Passant à la peste, Green explique que nous ne pouvons pas utiliser la paléopathologie dessus car les gens meurent trop rapidement, ou guérissent et ne laissent aucun signe squelettique de la maladie. La recherche microbiologique montre que l'organisme Yersinia pestis peut être aussi jeune que 2000 ans et qu'il s'est développé à partir de Yersinia pseudotuberculosis, qui a provoqué des symptômes chroniques mais légers.

L'article de Lester Little, "Historiens de la peste en blouse de laboratoire«Parle de la manière dont un consensus s’est développé sur la maladie
et comment les microbiologistes et les scientifiques obtiennent toute la presse ces jours-ci, mais cela pose des problèmes. Green dit que les historiens doivent riposter et «nous devons être ceux à mettre en place les éléments humains» pour l'histoire médicale.

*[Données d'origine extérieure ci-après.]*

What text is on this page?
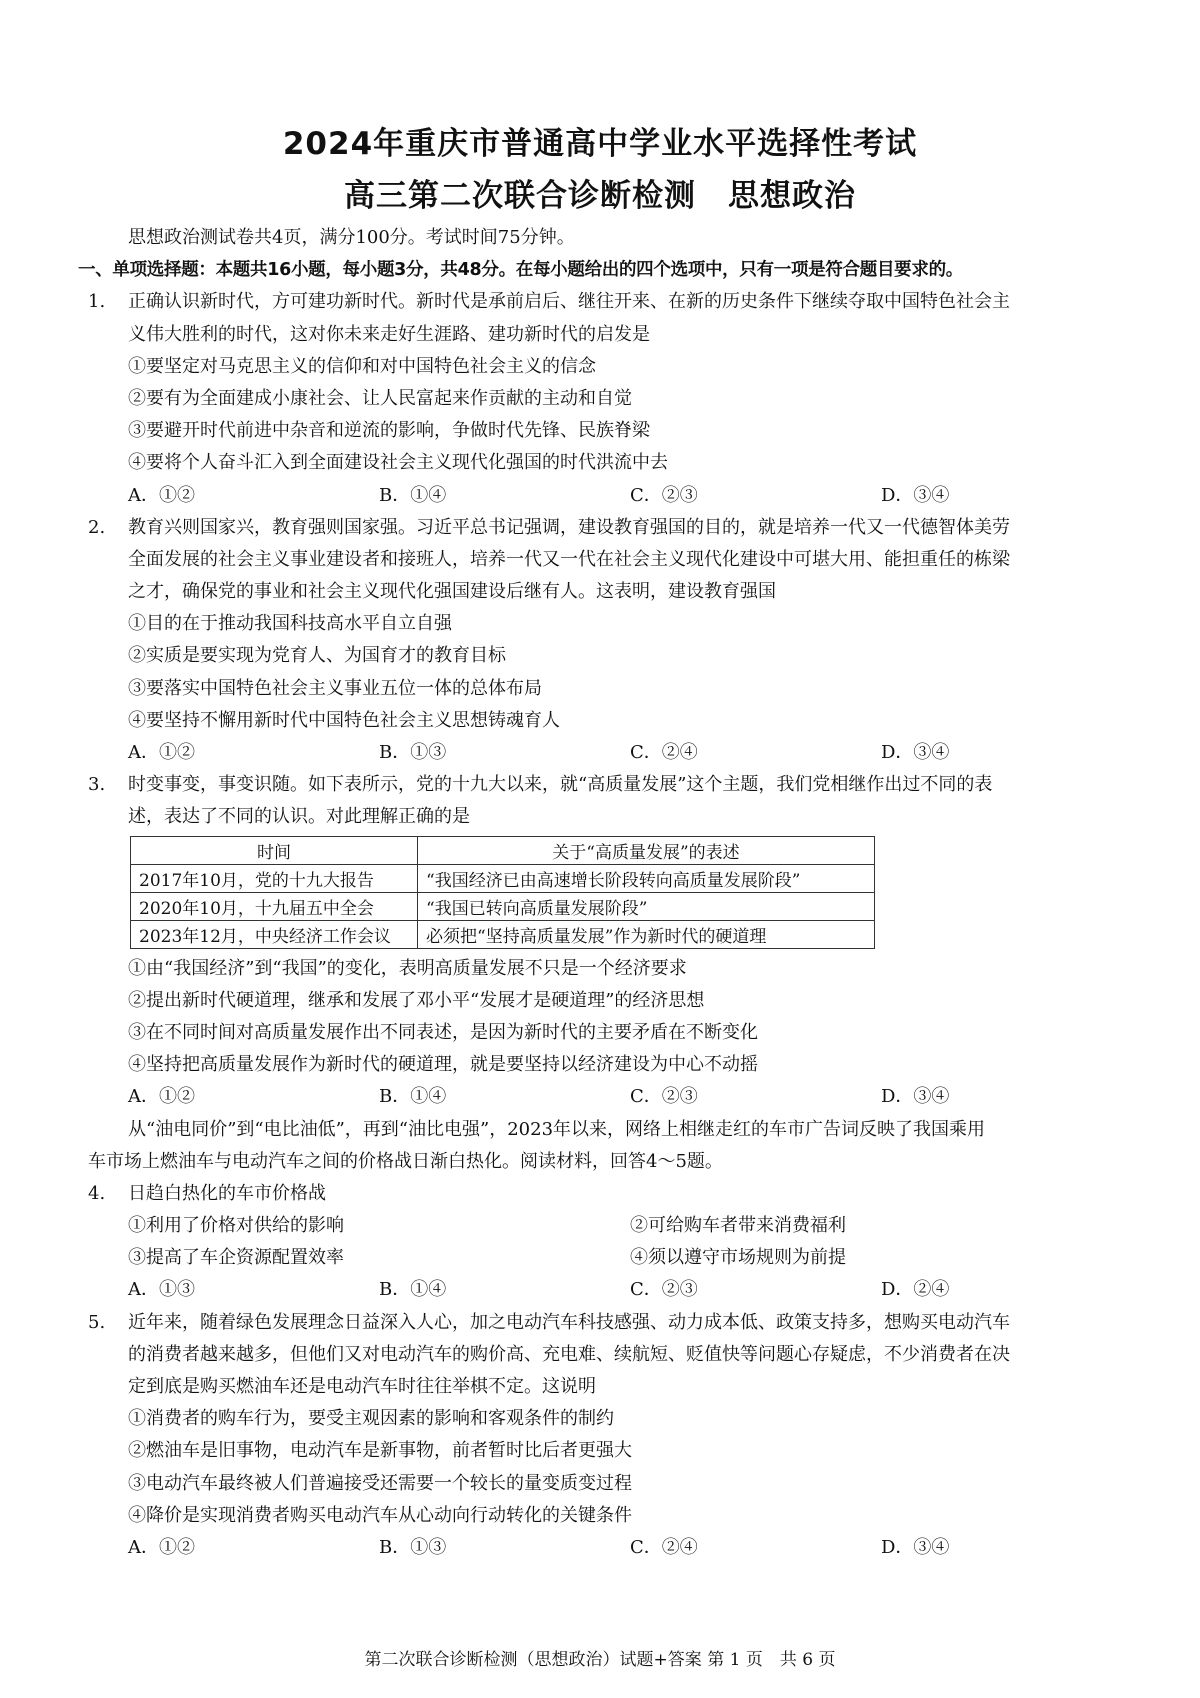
2024年重庆市普通高中学业水平选择性考试
高三第二次联合诊断检测　思想政治
思想政治测试卷共4页，满分100分。考试时间75分钟。
一、单项选择题：本题共16小题，每小题3分，共48分。在每小题给出的四个选项中，只有一项是符合题目要求的。
1.	正确认识新时代，方可建功新时代。新时代是承前启后、继往开来、在新的历史条件下继续夺取中国特色社会主
义伟大胜利的时代，这对你未来走好生涯路、建功新时代的启发是
①要坚定对马克思主义的信仰和对中国特色社会主义的信念
②要有为全面建成小康社会、让人民富起来作贡献的主动和自觉
③要避开时代前进中杂音和逆流的影响，争做时代先锋、民族脊梁
④要将个人奋斗汇入到全面建设社会主义现代化强国的时代洪流中去
A．①②	B．①④	C．②③	D．③④
2.	教育兴则国家兴，教育强则国家强。习近平总书记强调，建设教育强国的目的，就是培养一代又一代德智体美劳
全面发展的社会主义事业建设者和接班人，培养一代又一代在社会主义现代化建设中可堪大用、能担重任的栋梁
之才，确保党的事业和社会主义现代化强国建设后继有人。这表明，建设教育强国
①目的在于推动我国科技高水平自立自强
②实质是要实现为党育人、为国育才的教育目标
③要落实中国特色社会主义事业五位一体的总体布局
④要坚持不懈用新时代中国特色社会主义思想铸魂育人
A．①②	B．①③	C．②④	D．③④
3.	时变事变，事变识随。如下表所示，党的十九大以来，就“高质量发展”这个主题，我们党相继作出过不同的表
述，表达了不同的认识。对此理解正确的是
时间	关于“高质量发展”的表述
2017年10月，党的十九大报告	“我国经济已由高速增长阶段转向高质量发展阶段”
2020年10月，十九届五中全会	“我国已转向高质量发展阶段”
2023年12月，中央经济工作会议	必须把“坚持高质量发展”作为新时代的硬道理
①由“我国经济”到“我国”的变化，表明高质量发展不只是一个经济要求
②提出新时代硬道理，继承和发展了邓小平“发展才是硬道理”的经济思想
③在不同时间对高质量发展作出不同表述，是因为新时代的主要矛盾在不断变化
④坚持把高质量发展作为新时代的硬道理，就是要坚持以经济建设为中心不动摇
A．①②	B．①④	C．②③	D．③④
从“油电同价”到“电比油低”，再到“油比电强”，2023年以来，网络上相继走红的车市广告词反映了我国乘用
车市场上燃油车与电动汽车之间的价格战日渐白热化。阅读材料，回答4～5题。
4.	日趋白热化的车市价格战
①利用了价格对供给的影响	②可给购车者带来消费福利
③提高了车企资源配置效率	④须以遵守市场规则为前提
A．①③	B．①④	C．②③	D．②④
5.	近年来，随着绿色发展理念日益深入人心，加之电动汽车科技感强、动力成本低、政策支持多，想购买电动汽车
的消费者越来越多，但他们又对电动汽车的购价高、充电难、续航短、贬值快等问题心存疑虑，不少消费者在决
定到底是购买燃油车还是电动汽车时往往举棋不定。这说明
①消费者的购车行为，要受主观因素的影响和客观条件的制约
②燃油车是旧事物，电动汽车是新事物，前者暂时比后者更强大
③电动汽车最终被人们普遍接受还需要一个较长的量变质变过程
④降价是实现消费者购买电动汽车从心动向行动转化的关键条件
A．①②	B．①③	C．②④	D．③④
第二次联合诊断检测（思想政治）试题+答案 第 1 页　共 6 页
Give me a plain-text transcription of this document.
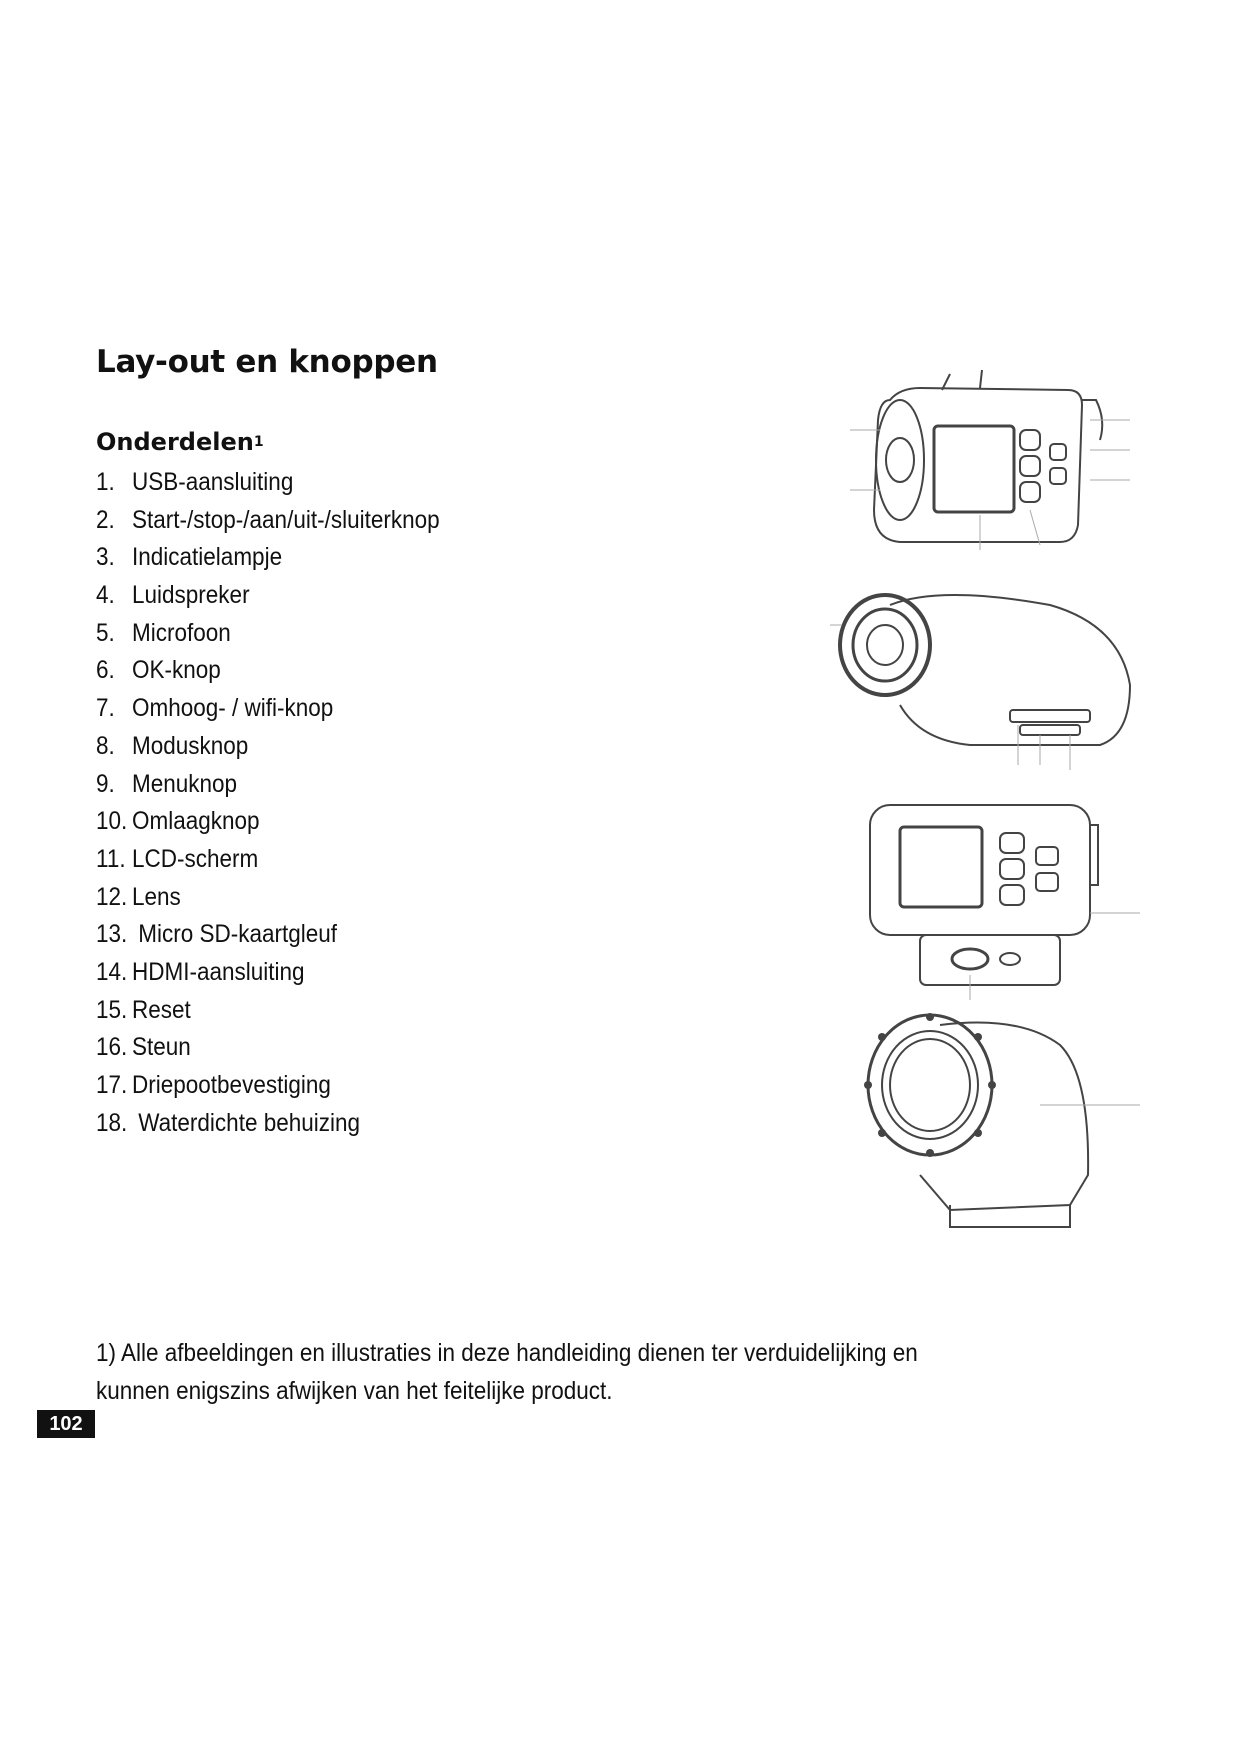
Lay-out en knoppen
Onderdelen$^1$
1. USB-aansluiting
2. Start-/stop-/aan/uit-/sluiterknop
3. Indicatielampje
4. Luidspreker
5. Microfoon
6. OK-knop
7. Omhoog- / wifi-knop
8. Modusknop
9. Menuknop
10. Omlaagknop
11. LCD-scherm
12. Lens
13. Micro SD-kaartgleuf
14. HDMI-aansluiting
15. Reset
16. Steun
17. Driepootbevestiging
18. Waterdichte behuizing

1) Alle afbeeldingen en illustraties in deze handleiding dienen ter verduidelijking en kunnen enigszins afwijken van het feitelijke product.

102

Green craint que les efforts interdisciplinaires - le discours entre scientifiques et historiens - ne se produisent pas et que le travail effectué par les scientifiques puisse être compromis par leur manque d'examen approprié des ressources non scientifiques, telles que les preuves artistiques.

Green entame maintenant un nouveau cours - Histoire mondiale de la santé - qui examine les changements majeurs dans les schémas de maladies humaines causés par les changements dans la culture humaine. Le cours examine les changements de longue date dans l'histoire de l'humanité, tels que la montée de l'agriculture et des migrations humaines, et se concentre sur huit maladies, dont la variole, le choléra et la syphilis, qui sont mondiales et peuvent également en reconstruire les preuves scientifiques.

Green conclut en notant que la peste et la lèpre ne sont pas seulement des sujets historiques, mais pertinents dans le monde d’aujourd’hui. La peste est toujours active parmi les rongeurs dans quatre continents habités, et elle est toujours capable de flambées humaines, comme en 1994 lorsque deux épidémies de peste ont frappé l'ouest de l'Inde. Pendant ce temps, la lèpre n'est pas encore sous contrôle dans le monde. Alors que les taux diminuent et que les personnes sont traitées, il y a eu au moins 166 000 nouveaux cas en 2009 en Asie du Sud-Est.


Voir la vidéo: Autour de la peste, Marseille 1720, 1722 Version intégrale (Janvier 2022).